I'm working on exporting multi-worksheet documents from PBooks. The Open Document Spreadsheet format is based in XML (which is awesome) so it shouldn't be too hard.
First thing I had to realize was that the .ods file I was reverse engineering was zipped. Kind of lame that they used the zip format instead of something like gzip, but oh well. Next up I tried re-zipping the content.xml file by itself. Trying to open that led to a corrupted file error message. After some trial and error, the archive needed content.xml and META-INF/manifest.xml. That's easy enough, since I know what a file manifest is.
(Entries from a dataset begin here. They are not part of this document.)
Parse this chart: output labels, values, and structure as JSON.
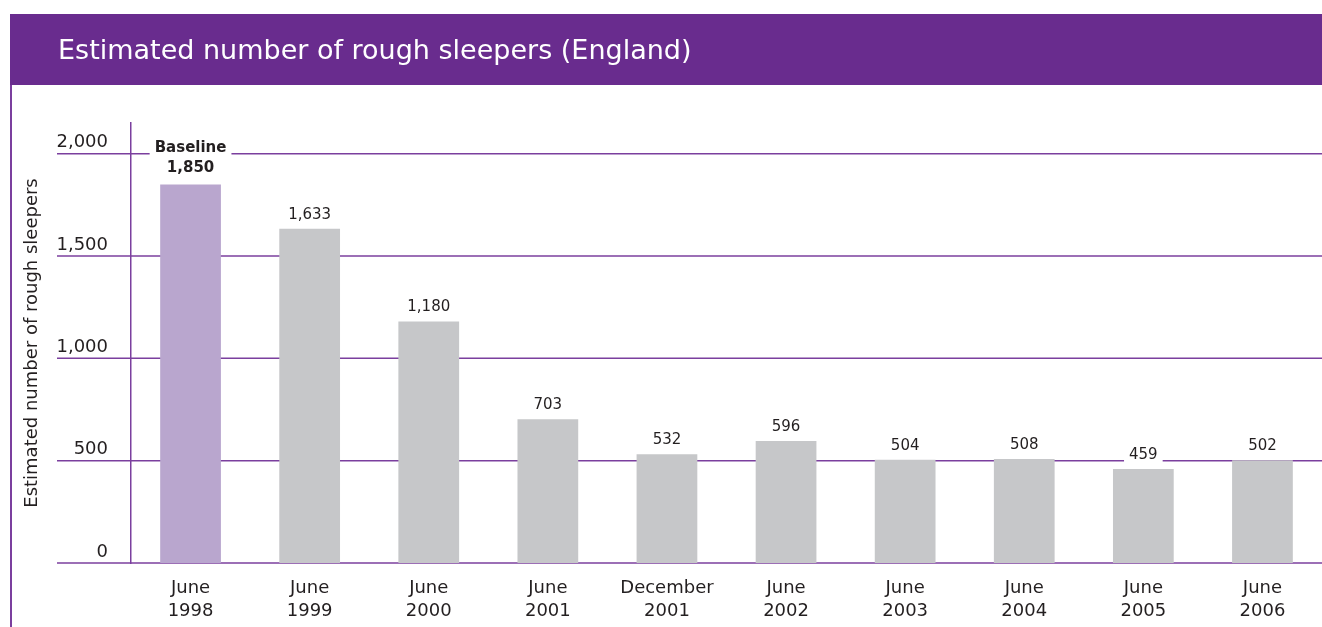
{
  "chart_data": {
    "type": "bar",
    "title": "Estimated number of rough sleepers (England)",
    "ylabel": "Estimated number of rough sleepers",
    "categories": [
      "June 1998",
      "June 1999",
      "June 2000",
      "June 2001",
      "December 2001",
      "June 2002",
      "June 2003",
      "June 2004",
      "June 2005",
      "June 2006"
    ],
    "values": [
      1850,
      1633,
      1180,
      703,
      532,
      596,
      504,
      508,
      459,
      502
    ],
    "colors": [
      "#b9a6ce",
      "#c6c7c9",
      "#c6c7c9",
      "#c6c7c9",
      "#c6c7c9",
      "#c6c7c9",
      "#c6c7c9",
      "#c6c7c9",
      "#c6c7c9",
      "#c6c7c9"
    ],
    "value_labels": [
      "1,850",
      "1,633",
      "1,180",
      "703",
      "532",
      "596",
      "504",
      "508",
      "459",
      "502"
    ],
    "annotations": [
      {
        "text": "Baseline",
        "x": "June 1998",
        "y": 1850
      }
    ],
    "ylim": [
      0,
      2150
    ],
    "yticks": [
      0,
      500,
      {
        "value": 1000,
        "label": "1,000"
      },
      {
        "value": 1500,
        "label": "1,500"
      },
      {
        "value": 2000,
        "label": "2,000"
      }
    ],
    "grid": "y"
  }
}
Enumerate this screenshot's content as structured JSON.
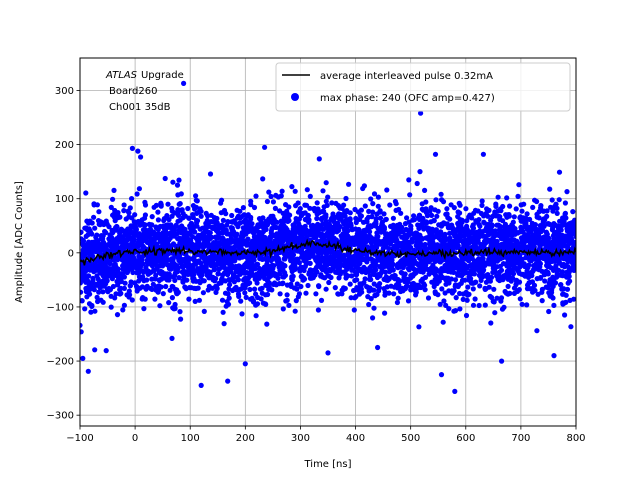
{
  "chart_data": {
    "type": "scatter",
    "title": "",
    "xlabel": "Time [ns]",
    "ylabel": "Amplitude [ADC Counts]",
    "xlim": [
      -100,
      800
    ],
    "ylim": [
      -320,
      360
    ],
    "xticks": [
      -100,
      0,
      100,
      200,
      300,
      400,
      500,
      600,
      700,
      800
    ],
    "yticks": [
      -300,
      -200,
      -100,
      0,
      100,
      200,
      300
    ],
    "grid": true,
    "legend_position": "top-right",
    "annotation": {
      "experiment": "ATLAS",
      "experiment_suffix": "Upgrade",
      "lines": [
        "Board260",
        "Ch001 35dB"
      ]
    },
    "series": [
      {
        "name": "average interleaved pulse 0.32mA",
        "kind": "line",
        "color": "#000000",
        "x": [
          -100,
          -75,
          -50,
          -25,
          0,
          25,
          50,
          75,
          100,
          125,
          150,
          175,
          200,
          225,
          250,
          275,
          300,
          325,
          350,
          375,
          400,
          425,
          450,
          475,
          500,
          525,
          550,
          575,
          600,
          625,
          650,
          675,
          700,
          725,
          750,
          775,
          800
        ],
        "y": [
          -18,
          -10,
          -4,
          0,
          2,
          3,
          4,
          4,
          3,
          2,
          1,
          0,
          -1,
          1,
          5,
          10,
          15,
          17,
          14,
          9,
          5,
          2,
          0,
          -1,
          -2,
          -2,
          -1,
          -1,
          0,
          0,
          1,
          1,
          1,
          0,
          0,
          1,
          2
        ]
      },
      {
        "name": "max phase: 240 (OFC amp=0.427)",
        "kind": "scatter",
        "color": "#0000ff",
        "noise_sigma": 42,
        "outliers": [
          {
            "x": 88,
            "y": 313
          },
          {
            "x": 518,
            "y": 258
          },
          {
            "x": -5,
            "y": 193
          },
          {
            "x": 5,
            "y": 188
          },
          {
            "x": 235,
            "y": 195
          },
          {
            "x": 545,
            "y": 182
          },
          {
            "x": 10,
            "y": 177
          },
          {
            "x": 632,
            "y": 182
          },
          {
            "x": 770,
            "y": 149
          },
          {
            "x": -85,
            "y": -219
          },
          {
            "x": 120,
            "y": -245
          },
          {
            "x": 168,
            "y": -237
          },
          {
            "x": 580,
            "y": -256
          },
          {
            "x": 556,
            "y": -225
          },
          {
            "x": 200,
            "y": -205
          },
          {
            "x": 665,
            "y": -200
          },
          {
            "x": -95,
            "y": -195
          },
          {
            "x": 350,
            "y": -185
          },
          {
            "x": 440,
            "y": -175
          },
          {
            "x": 760,
            "y": -190
          }
        ]
      }
    ]
  }
}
This is what the simplified manifest.xml looks like that I'm using:
<?xml version="1.0" encoding="UTF-8"?> <manifest:manifest xmlns:manifest="urn:oasis:names:tc:opendocument:xmlns:manifest:1.0"> <manifest:file-entry manifest:media-type="application/vnd.oasis.opendocument.spreadsheet" manifest:full-path="/"/> <manifest:file-entry manifest:media-type="text/xml" manifest:full-path="content.xml"/> </manifest:manifest>
The content.xml file I started with was fairly complicated, but thankfully I was able to remove a bunch of fluff and then add some indenting without causing any corruption:
<?xml version="1.0" encoding="UTF-8"?> <office:document-content xmlns:office="urn:oasis:names:tc:opendocument:xmlns:office:1.0" xmlns:style="urn:oasis:names:tc:opendocument:xmlns:style:1.0" xmlns:text="urn:oasis:names:tc:opendocument:xmlns:text:1.0" xmlns:table="urn:oasis:names:tc:opendocument:xmlns:table:1.0" xmlns:meta="urn:oasis:names:tc:opendocument:xmlns:meta:1.0" xmlns:number="urn:oasis:names:tc:opendocument:xmlns:datastyle:1.0" office:version="1.1"> <office:body> <office:spreadsheet> <table:table table:name="Sheet1"> <table:table-row table:style-name="ro1"> <table:table-cell office:value-type="string"> <text:p>zxs333</text:p> </table:table-cell> </table:table-row> </table:table> <table:table table:name="Sheet2"> <table:table-row table:style-name="ro1"> <table:table-cell office:value-type="string"> <text:p>abc222</text:p> </table:table-cell> </table:table-row> </table:table> </office:spreadsheet> </office:body> </office:document-content>
I removed all the namespaces to see what would happen, and it broke the file. Oh well, I'm not sure if the type of data I have in the spreadsheet will cause any problems, but all I really need to support is CVS data with multiple worksheets. Thankfully the ods format makes handling multiple sheets as easy as creating multiple tables. Awesome.